Französische Gastfreundschaft und Kultur

Jede Woche wurden mein spanischer Kollege und ich von den verschiedensten Kollegen zu sich nach Hause eingeladen. Niemand hatte Berührungsängste oder gar Vorbehalte uns gegenüber. Mein spanischer Kollege Lucas und ich besuchten typische französische Dorffeste, bei denen sich das ganze Dorf an eine gemeinsame Tafel setzte und den Abend genoss. Lucas und mir wurde die französische mediterrane Küche näher gebracht. Es wurden fangfrische Meeresfrüchte und Fisch auf dem Grill zubereitet, sämtliche positive Klischees wurden hier bedient. Es gab Baguettes, Käse und französische Nachspeisen im Überfluss. Mein spanischer Kollege und ich waren von der Gastfreundlichkeit so begeistert, dass wir uns entschlossen, auch ein Abschiedsessen zu kreieren und ein Abschiedsgeschenk vorzubereiten. Letztendlich entschlossen wir uns zu einem großen, gerahmten Gruppenbild mit den jeweiligen Landeswappen.

 

Fazit

Insgesamt betrachtet war es mein erster dienstlicher Frankreichaufenthalt, so dass ich erste, aber tiefere Einblicke in die französische Polizeiarbeit gewinnen konnte. Der Respekt der französischen Bevölkerung gegenüber der Polizei überraschte mich sehr positiv. Ein Umstand, den ich aus NRW weitestgehend als „nicht mehr vorhanden“ betrachte. Freundliche Bürgergespräche aber auch kleinere Scherze untereinander gehörten zum täglichen Miteinander. Das schon bei vielen Menschen in Vergessenheit geratene Polizeibild: „Die Polizei, dein Freund und Helfer“, erlebte ich in Frankreich zum ersten Mal.
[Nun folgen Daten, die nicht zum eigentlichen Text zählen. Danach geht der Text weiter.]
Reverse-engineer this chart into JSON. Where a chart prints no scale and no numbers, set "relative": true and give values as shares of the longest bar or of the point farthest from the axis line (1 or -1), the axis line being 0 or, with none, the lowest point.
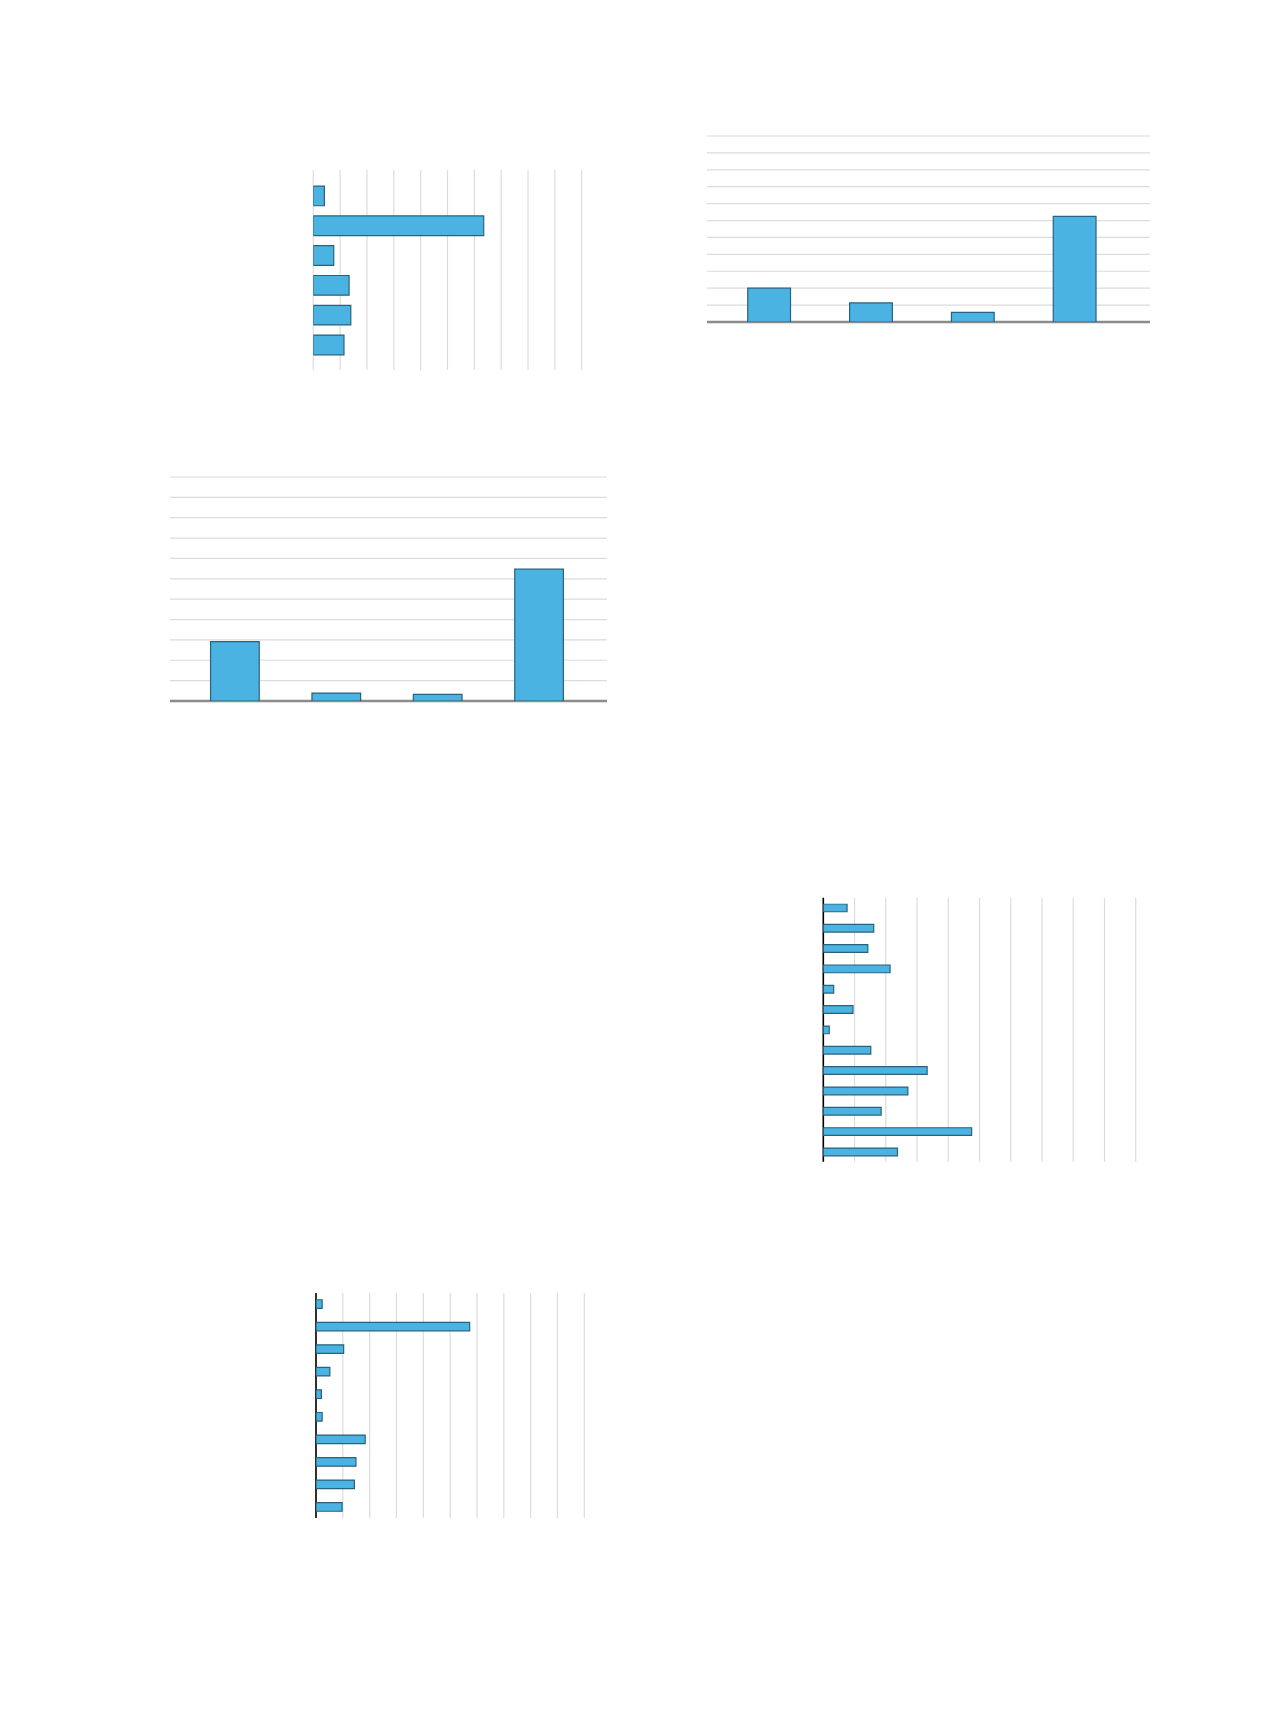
{
  "chart_data": [
    {
      "type": "bar",
      "orientation": "horizontal",
      "relative": true,
      "grid": "x",
      "color": "#4ab3e2",
      "categories": [
        null,
        null,
        null,
        null,
        null,
        null
      ],
      "values": [
        0.065,
        1,
        0.12,
        0.21,
        0.22,
        0.18
      ]
    },
    {
      "type": "bar",
      "relative": true,
      "grid": "y",
      "color": "#4ab3e2",
      "categories": [
        null,
        null,
        null,
        null
      ],
      "values": [
        0.32,
        0.18,
        0.09,
        1
      ]
    },
    {
      "type": "bar",
      "relative": true,
      "grid": "y",
      "color": "#4ab3e2",
      "categories": [
        null,
        null,
        null,
        null
      ],
      "values": [
        0.45,
        0.06,
        0.05,
        1
      ]
    },
    {
      "type": "bar",
      "orientation": "horizontal",
      "relative": true,
      "grid": "x",
      "color": "#4ab3e2",
      "categories": [
        null,
        null,
        null,
        null,
        null,
        null,
        null,
        null,
        null,
        null,
        null,
        null,
        null
      ],
      "values": [
        0.16,
        0.34,
        0.3,
        0.45,
        0.07,
        0.2,
        0.04,
        0.32,
        0.7,
        0.57,
        0.39,
        1,
        0.5
      ]
    },
    {
      "type": "bar",
      "orientation": "horizontal",
      "relative": true,
      "grid": "x",
      "color": "#4ab3e2",
      "categories": [
        null,
        null,
        null,
        null,
        null,
        null,
        null,
        null,
        null,
        null
      ],
      "values": [
        0.04,
        1,
        0.18,
        0.09,
        0.035,
        0.04,
        0.32,
        0.26,
        0.25,
        0.17
      ]
    }
  ]
}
Jedoch erklärten mir die französischen Kollegen, dass es dieses Bild in den französischen Großstädten Paris, Lyon und vor allem Marseille auch nicht mehr gibt.

Angesichts der gemeinsamen Probleme in Europa, dem Kampf gegen Terror, Einflussnahme politischer Extreme, illegaler Einwanderung oder organisiertem Verbrechen, auch eine Zusammenarbeit dieser Art halte ich für absolut erstrebenswert und sinnvoll. Um die gemeinsamen Probleme zu lösen, bedarf es eines ständigen Austauschs auf sämtlichen Ebenen.

Teil dieser Zusammenarbeit zu sein, waren mir Freude und Ehre zugleich - ich werde mich, soweit es meine hiesige Tätigkeit zulässt, wieder bewerben.

 

Struktur der französischen Polizei und des Commissariats in Agde

Generell gibt es in Frankreich drei verschiedene Polizeistrukturen. Zunächst ist die POLICE NATIONALE zu erwähnen, die in allen französischen Städten mit über 20.000 Einwohnern vertreten ist. Da die Stadt Agde ca. 28.000 Einwohner hat, war in Agde die Police Nationale vertreten. Sie ist dem Innenministerium unterstellt und übernimmt vergleichbare Aufgaben wie zum Beispiel die Polizei NRW.

Die GENDAMERIE NATIONALE verfügt in den Städten mit bis zu 20.000 Einwohnern über die polizeiliche Hoheit. Sie war bis zum Jahr 2009 ausschließlich dem Verteidigungsministerium unterstellt. Ab dem Jahr 2009 ist sie aber gleichzeitig auch dem Innenministerium unterstellt, jedoch ist sie weiterhin militärisch hierarchisch strukturiert.

Letztendlich ist noch die POLICE MUNCIPALE zu erwähnen. Sie untersteht direkt dem Bürgermeister der jeweiligen Kommune. Ihre wesentliche Aufgabe besteht in der Wahrung der öffentlichen Ordnung und Sicherheit. Vergleichbare Einheiten gibt es in NRW nicht. Eine mögliche Vergleichbare Polizeistruktur lässt sich in der Stadtpolizei von Frankfurt am Main wiederfinden.

Generell arbeiten alle Polizeien separat, bei polizeilichen Großlagen, wie zum Beispiel Terror in Paris und Nizza oder bei „Gelbwesten Demonstrationen“, arbeiten jedoch alle zusammen.

Die Struktur des „Commissariat“ der Police Nationale in Agde ist vergleichbar mit einer kleinen Hauptwache in Köln. Die Leitung hatte in meinem Fall eine „Commissaire“, einem ähnlichen Dienstgrad wie Polizeirätin / Polizeirat in Nordrhein-Westfalen.